In my case there are a number of Zope instances on the same server, but I only wanted to have one instance of varnish running. This is possible – but it requires me to look at the URL requested to determine which Zope instance to route through to.

So, for example, SiteA runs on a Zope instance on localhost:10021/sites/sitea. My original Apache configuration would contain something like :

<IfModule mod_rewrite.c>
   RewriteEngine on
   RewriteRule ^/(.*) http://127.0.0.1:10021/VirtualHostBase/http/www.sitea.com:80/sites/sitea/VirtualHostRoot/$1 [L,P]
 </IfModule>

To use varnish, I’ll firstly need to tell Varnish how to recognise requests for sitea (and other sites), so it can forward a cache miss to the right place, and then reconfigure Apache – so it sends requests into varnish and not directly to Zope.

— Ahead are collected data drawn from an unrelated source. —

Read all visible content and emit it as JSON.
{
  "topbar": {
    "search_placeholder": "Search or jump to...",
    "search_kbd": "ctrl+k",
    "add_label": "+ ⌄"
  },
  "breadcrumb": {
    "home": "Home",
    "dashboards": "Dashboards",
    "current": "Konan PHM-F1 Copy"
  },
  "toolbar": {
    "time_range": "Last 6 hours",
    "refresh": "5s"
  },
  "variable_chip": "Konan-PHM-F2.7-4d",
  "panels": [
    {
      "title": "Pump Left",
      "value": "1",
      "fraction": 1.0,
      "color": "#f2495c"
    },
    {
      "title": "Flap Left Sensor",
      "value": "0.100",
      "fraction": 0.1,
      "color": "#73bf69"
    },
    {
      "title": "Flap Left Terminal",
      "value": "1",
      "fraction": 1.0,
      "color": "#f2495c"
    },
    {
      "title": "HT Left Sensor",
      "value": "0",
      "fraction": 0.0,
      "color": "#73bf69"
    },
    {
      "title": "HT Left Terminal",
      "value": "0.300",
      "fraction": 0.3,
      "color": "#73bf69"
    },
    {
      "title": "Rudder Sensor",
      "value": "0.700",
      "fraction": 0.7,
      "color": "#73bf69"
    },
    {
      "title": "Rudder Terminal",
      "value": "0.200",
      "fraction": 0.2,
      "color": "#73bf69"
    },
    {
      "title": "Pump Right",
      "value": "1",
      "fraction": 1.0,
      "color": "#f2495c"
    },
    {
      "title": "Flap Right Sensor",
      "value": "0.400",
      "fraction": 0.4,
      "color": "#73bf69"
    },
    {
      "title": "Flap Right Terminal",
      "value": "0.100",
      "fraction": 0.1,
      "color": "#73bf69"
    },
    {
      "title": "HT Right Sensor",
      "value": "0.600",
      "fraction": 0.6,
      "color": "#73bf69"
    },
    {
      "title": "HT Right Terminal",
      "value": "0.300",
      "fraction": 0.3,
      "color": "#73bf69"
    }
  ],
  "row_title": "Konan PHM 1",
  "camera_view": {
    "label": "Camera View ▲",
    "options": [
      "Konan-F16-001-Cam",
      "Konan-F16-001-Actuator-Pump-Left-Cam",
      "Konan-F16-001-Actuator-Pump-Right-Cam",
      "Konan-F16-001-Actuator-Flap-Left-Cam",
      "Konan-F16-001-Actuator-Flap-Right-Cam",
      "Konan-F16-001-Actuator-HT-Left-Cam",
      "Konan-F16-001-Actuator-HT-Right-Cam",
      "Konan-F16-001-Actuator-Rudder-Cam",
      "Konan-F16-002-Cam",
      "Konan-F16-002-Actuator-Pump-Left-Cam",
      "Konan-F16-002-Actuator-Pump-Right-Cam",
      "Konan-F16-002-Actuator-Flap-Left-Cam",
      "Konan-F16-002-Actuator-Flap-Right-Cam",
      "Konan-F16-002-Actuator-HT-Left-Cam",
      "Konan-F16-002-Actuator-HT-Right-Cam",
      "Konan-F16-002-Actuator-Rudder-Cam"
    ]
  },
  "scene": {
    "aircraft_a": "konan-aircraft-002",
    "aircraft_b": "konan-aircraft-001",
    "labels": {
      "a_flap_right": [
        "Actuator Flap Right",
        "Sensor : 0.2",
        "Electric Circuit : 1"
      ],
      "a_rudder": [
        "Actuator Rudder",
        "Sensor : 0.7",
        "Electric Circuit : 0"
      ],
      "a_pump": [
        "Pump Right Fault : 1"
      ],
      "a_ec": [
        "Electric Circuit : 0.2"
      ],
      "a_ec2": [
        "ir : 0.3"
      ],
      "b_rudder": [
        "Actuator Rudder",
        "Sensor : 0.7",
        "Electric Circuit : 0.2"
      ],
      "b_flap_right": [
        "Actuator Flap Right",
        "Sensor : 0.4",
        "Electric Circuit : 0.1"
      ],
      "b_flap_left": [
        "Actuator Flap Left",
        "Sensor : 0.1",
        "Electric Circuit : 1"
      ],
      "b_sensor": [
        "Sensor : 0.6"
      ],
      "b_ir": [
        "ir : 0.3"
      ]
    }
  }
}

So, firstly, in Varnish’s configuration (/etc/varnish/default.vcl), we need to define the different backend server’s we want varnish to proxy / cache. In my case they’re on the same server –

backend zope1 {
.host = "127.0.0.1";
.port = "10021";
}
backend zope2 {
.host = "127.0.0.1";
.port = "10022";
}
Then, in the 'sub vcl_recv' section, use logic like :
if ( req.url ~ "/sites/sitea/VirtualHostRoot") {
   set req.backend = zope1;
}
if ( req.url ~ "/siteb/VirtualHostRoot") {
    set req.backend = zope2;
}

With the above in place, I can now just tell Apache to rewrite Sitea to :

RewriteRule ^/(.*) http://127.0.0.1:6081/VirtualHostBase/http/www.sitea.com:80/sites/sitea/VirtualHostRoot/$1 [L,P]

Instead….. and now we’ll find that our site is much quicker 🙂 (This assumes your varnish listens on localhost:6081).

There are a few additional snippets I found – in the vcl_fetch { … } block, I’ve told Varnish to always cache items for 30 seconds, and to also overwrite the default Server header given out by Apache etc, namely :

sub vcl_fetch {

    # ..... <snip> <snip>

    # force minimum ttl for objects

    if (obj.ttl < 30s) {

        set obj.ttl = 30s;

    }

    # ... <snip> <snip>

    unset obj.http.Server;

    set obj.http.Server = "Apache/2 Varnish";

    return (deliver);

}
I'm happy anyway. :)
Use 'varnishlog', 'varnishtop' and 'varnishhist' to monitor varnish.